Toch lijkt het, op enkele prijzenswaardige voorbeelden na, alsof wind- en zonneparken, transformaties in de gebouwde omgeving en mobiliteitsverandering vooral gezien worden als een boekhoudkundig probleem: halen we de afgesproken percentages wel? De energietransitie draait dan al snel om economische haalbaarheid, technologische efficiëntie en democratische legitimiteit. Deze aspecten zijn, uiteraard, belangrijk. Tegelijk lijkt deze complexiteit te leiden tot een soort analysis paralysis als het gaat om de ruimtelijke uitvoering: zonne- en windenergie blijkt toch wel gevoelig te liggen, dus laten we nóg maar eens gaan rekenen aan kernenergie of in de uitgesleten groeven van het biomassadebat springen. Dit is een uiting van wat Roman Krznaric de ‘tirannie van het nu’ (the tyrranny of the now) noemt: de focus op het heden die ten koste gaat van het denken over de toekomst. Zijn hoofdboodschap is dat we ons als good ancestors moeten gaan gedragen, toekomstige generaties een stem moeten geven en weer moeten gaan denken in beelden over de toekomst.

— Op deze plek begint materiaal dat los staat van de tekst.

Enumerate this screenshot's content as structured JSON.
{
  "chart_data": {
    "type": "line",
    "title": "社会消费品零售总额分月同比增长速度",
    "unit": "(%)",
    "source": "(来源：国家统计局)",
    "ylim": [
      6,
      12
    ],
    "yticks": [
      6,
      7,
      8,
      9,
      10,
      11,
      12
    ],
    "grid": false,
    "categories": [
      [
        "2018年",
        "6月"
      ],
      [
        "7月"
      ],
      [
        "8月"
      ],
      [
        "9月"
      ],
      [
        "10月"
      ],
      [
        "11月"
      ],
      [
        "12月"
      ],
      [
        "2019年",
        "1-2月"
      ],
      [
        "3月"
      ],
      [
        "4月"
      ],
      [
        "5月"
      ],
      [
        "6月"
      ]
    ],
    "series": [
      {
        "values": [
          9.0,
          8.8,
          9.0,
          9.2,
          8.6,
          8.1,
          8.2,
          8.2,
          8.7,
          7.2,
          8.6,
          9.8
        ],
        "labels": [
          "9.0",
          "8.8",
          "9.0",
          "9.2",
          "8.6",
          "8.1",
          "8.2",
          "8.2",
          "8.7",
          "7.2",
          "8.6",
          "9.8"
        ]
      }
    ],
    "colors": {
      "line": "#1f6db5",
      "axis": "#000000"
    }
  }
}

Om deze verlamming van het denken in het heden weg te nemen, selecteerden we voor dit essay projecten van 10 talentvolle jonge ontwerpers aan de Academie van Bouwkunst van Amsterdam en Wageningen University. Dit essay begeleidt een tentoonstelling van hun werk in het kader van de Landschapstriennale 2021 in het van Gogh Nationaal park. De jonge ontwerpers werkten in de afgelopen jaren binnen een ontwerpstudio of hun Master thesis niet aan energietechnologieën, maar aan energielandschappen.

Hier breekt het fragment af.